Bolały go nogi, więc ukradł rower

Data publikacji 04.09.2013

44-letni mieszkaniec Tarnobrzega został zatrzymany na gorącym uczynku kradzieży rowera. Mężczyzna ukradł go sprzed sklepu, bo jak tłumaczył policjantom bolały go nogi. Funkcjonariusze zauważyli kradziony rower na jednej z ulic Tarnobrzega. Odzyskane mienie trafiło do właścicielki. Sprawcy kradzieży grozi kara pozbawienia wolności do 5 lat.

44-letni mieszkaniec Tarnobrzega został zatrzymany na gorącym uczynku kradzieży rowera. Mężczyzna ukradł go sprzed sklepu, bo jak tłumaczył policjantom bolały go nogi. Funkcjonariusze zauważyli kradziony rower na jednej z ulic Tarnobrzega. Odzyskane mienie trafiło do właścicielki. Sprawcy kradzieży grozi kara pozbawienia wolności do 5 lat.

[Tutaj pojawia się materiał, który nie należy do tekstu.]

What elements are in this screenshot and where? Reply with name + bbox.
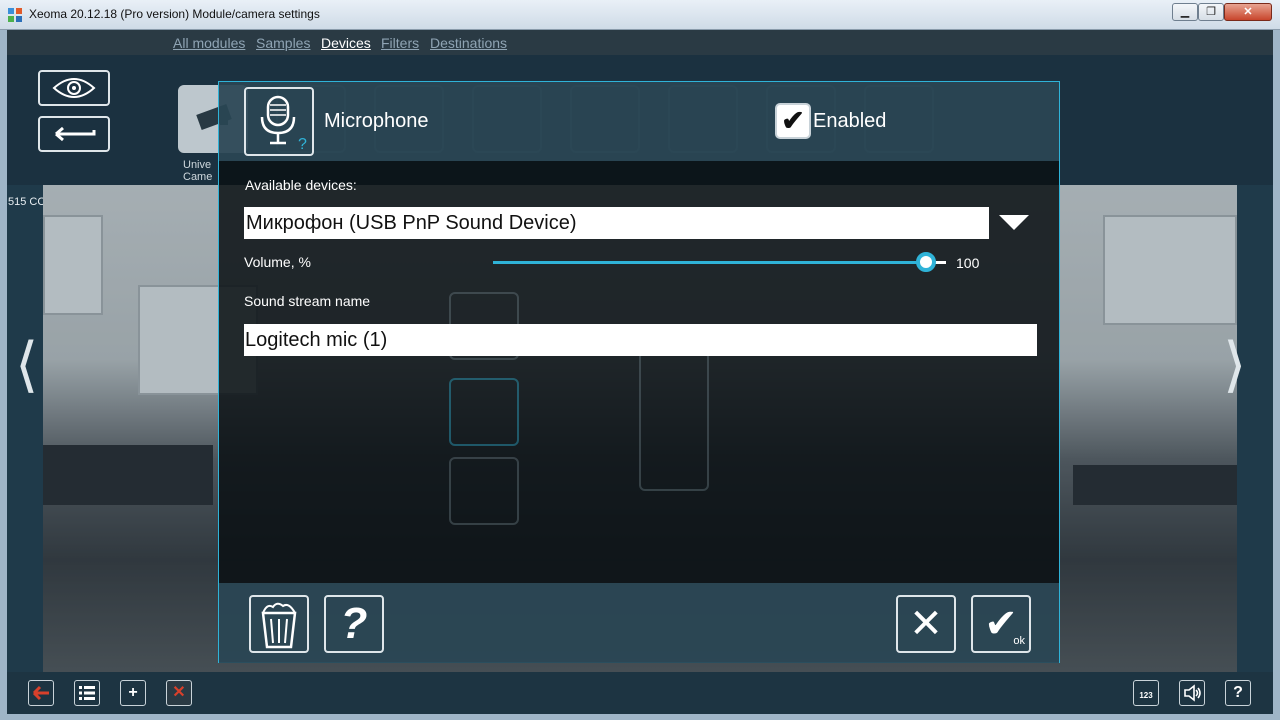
- enabled-label: Enabled: [813, 110, 887, 132]
- sound-icon: [1184, 684, 1201, 702]
- ghost-preview-tile: [639, 351, 709, 491]
- nav-filters[interactable]: Filters: [381, 35, 419, 51]
- cancel-button[interactable]: ✕: [896, 595, 956, 653]
- eye-icon: [52, 78, 96, 98]
- minimize-button[interactable]: ▁: [1172, 3, 1198, 21]
- window-titlebar: Xeoma 20.12.18 (Pro version) Module/came…: [0, 0, 1280, 30]
- microphone-icon: ?: [260, 95, 307, 153]
- ok-button[interactable]: ✔ ok: [971, 595, 1031, 653]
- stream-name-input[interactable]: [244, 324, 1037, 356]
- app-logo-icon: [8, 8, 22, 22]
- available-devices-label: Available devices:: [245, 177, 357, 193]
- list-view-button[interactable]: [74, 680, 100, 706]
- nav-all-modules[interactable]: All modules: [173, 35, 245, 51]
- ghost-microphone-tile: [449, 457, 519, 525]
- volume-value: 100: [956, 255, 980, 271]
- red-back-arrow-icon: [32, 685, 49, 701]
- volume-label: Volume, %: [244, 254, 311, 270]
- trash-icon: [261, 602, 297, 649]
- help-badge: ?: [298, 136, 307, 153]
- microphone-module-icon: ?: [244, 87, 314, 156]
- dialog-title: Microphone: [324, 110, 429, 132]
- maximize-button[interactable]: ❐: [1198, 3, 1224, 21]
- bottom-toolbar: + ✕ 123 ?: [7, 672, 1273, 714]
- top-nav: All modules Samples Devices Filters Dest…: [7, 30, 1273, 55]
- nav-samples[interactable]: Samples: [256, 35, 310, 51]
- stream-name-label: Sound stream name: [244, 293, 371, 309]
- back-icon: [55, 126, 96, 142]
- previous-camera-arrow[interactable]: ⟨: [15, 330, 38, 400]
- help-button-bottom[interactable]: ?: [1225, 680, 1251, 706]
- list-icon: [79, 686, 95, 700]
- view-mode-button[interactable]: [38, 70, 110, 106]
- camera-tile-label: Unive Came: [183, 159, 213, 183]
- volume-slider-track[interactable]: [493, 261, 946, 264]
- sound-button[interactable]: [1179, 680, 1205, 706]
- delete-module-button[interactable]: [249, 595, 309, 653]
- back-button[interactable]: [38, 116, 110, 152]
- exit-button[interactable]: [28, 680, 54, 706]
- add-camera-button[interactable]: +: [120, 680, 146, 706]
- chevron-down-icon[interactable]: [999, 215, 1029, 230]
- close-window-button[interactable]: ✕: [1224, 3, 1272, 21]
- music-numbers-button[interactable]: 123: [1133, 680, 1159, 706]
- volume-slider-thumb[interactable]: [916, 252, 936, 272]
- nav-devices[interactable]: Devices: [321, 35, 371, 51]
- ghost-lens-tile: [449, 378, 519, 446]
- delete-camera-button[interactable]: ✕: [166, 680, 192, 706]
- microphone-settings-dialog: ? Microphone ✔ Enabled Available devices…: [218, 81, 1060, 663]
- dialog-footer: ? ✕ ✔ ok: [219, 583, 1059, 663]
- dialog-header: ? Microphone ✔ Enabled: [219, 82, 1059, 161]
- device-select[interactable]: Микрофон (USB PnP Sound Device): [244, 207, 989, 239]
- window-title: Xeoma 20.12.18 (Pro version) Module/came…: [29, 7, 320, 21]
- next-camera-arrow[interactable]: ⟩: [1223, 330, 1246, 400]
- help-button[interactable]: ?: [324, 595, 384, 653]
- enabled-checkbox[interactable]: ✔: [775, 103, 811, 139]
- nav-destinations[interactable]: Destinations: [430, 35, 507, 51]
- ok-label: ok: [1013, 635, 1025, 647]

Policjanci ruchu drogowego pełniący służbę na terenie miasta Tarnobrzega po godzinie 10, zostali powiadomieni o kradzieży rowera przy ul. Piłsudskiego. Kilka minut wcześniej 39-letnia kobieta pozostawiła rower pod sklepem udając się na zakupy. O kradzieży jednośladu właścicielka powiadomiła policjantów podając jego dokładny opis.

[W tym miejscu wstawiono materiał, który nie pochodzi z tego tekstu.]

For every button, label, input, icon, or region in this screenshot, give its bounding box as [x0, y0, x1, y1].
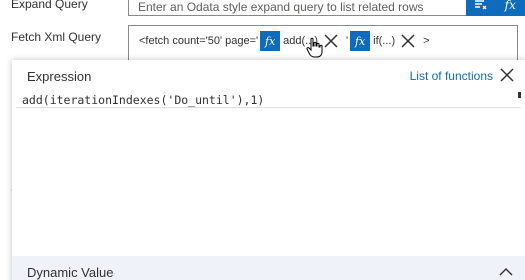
expand-query-input[interactable]: Enter an Odata style expand query to lis… [128, 0, 518, 16]
hand-cursor-icon [306, 37, 323, 58]
fetch-xml-content: <fetch count='50' page=' fx add(...) ' f… [139, 30, 436, 52]
close-icon[interactable] [499, 67, 515, 83]
expression-editor[interactable]: add(iterationIndexes('Do_until'),1) [16, 92, 521, 108]
dynamic-value-section[interactable]: Dynamic Value [12, 256, 525, 280]
close-icon[interactable] [399, 32, 417, 50]
dynamic-content-button[interactable] [470, 0, 492, 14]
field-actions-bar: fx [466, 0, 525, 16]
fetch-text-prefix: <fetch count='50' page=' [139, 35, 259, 47]
scrollbar-thumb[interactable] [518, 92, 521, 98]
expand-query-label: Expand Query [11, 0, 88, 11]
fetch-text-quote: ' [346, 35, 349, 47]
expression-fx-button[interactable]: fx [499, 0, 521, 14]
token-if-label[interactable]: if(...) [373, 35, 395, 47]
expression-text: add(iterationIndexes('Do_until'),1) [22, 93, 265, 107]
expression-panel: Expression List of functions add(iterati… [12, 60, 525, 280]
dynamic-value-title: Dynamic Value [27, 265, 114, 280]
fx-icon: fx [504, 0, 516, 12]
chevron-up-icon[interactable] [499, 268, 513, 276]
dynamic-content-icon [474, 0, 487, 10]
list-of-functions-link[interactable]: List of functions [410, 69, 493, 83]
fx-icon: fx [350, 31, 371, 51]
expression-panel-header: Expression List of functions [12, 60, 525, 92]
fetch-xml-query-label: Fetch Xml Query [11, 30, 102, 44]
expand-query-placeholder: Enter an Odata style expand query to lis… [138, 0, 424, 14]
fetch-text-tail: > [423, 35, 430, 47]
fx-icon: fx [260, 31, 281, 51]
panel-title: Expression [27, 69, 92, 84]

Funkcjonariusze rozpoczęli poszukiwania złodzieja. Będąc na skrzyżowaniu ulic Mickiewicza i Piłsudskiego zauważyli mężczyznę jadącego rowerem. Wygląd jednośladu odpowiadał podanemu opisowi. Policjanci postanowili go sprawdzić. Mężczyzna na widok policyjnego radiowozu zaczął przyspieszać, usiłując uciec. 

 

Policjanci zatrzymali mężczyznę. Okazał się nim 44-letni mieszkaniec Tarnobrzega. Przyznał się policjantom do kradzieży. Mężczyzna tłumaczył, że ukradł rower bo bolały go nogi, a szedł do przychodni zdrowia znajdującej się przy ulicy  Sienkiewicza, więc dotarł tam szybciej. Złodziej po wyjściu z przychodni kradzionym rowerem wracał do domu. W obawie przed policją, mimo bolących nóg postanowił przejechać się rowerem do miejsca zamieszkania. W tym celu kluczył po osiedlu robiąc spory objazd.
 

Skradziony rower wrócił do prawowitego właściciela. Sprawca odpowie za popełnione przestępstwo. Grozi mu kara pozbawienia wolności nawet do lat 5.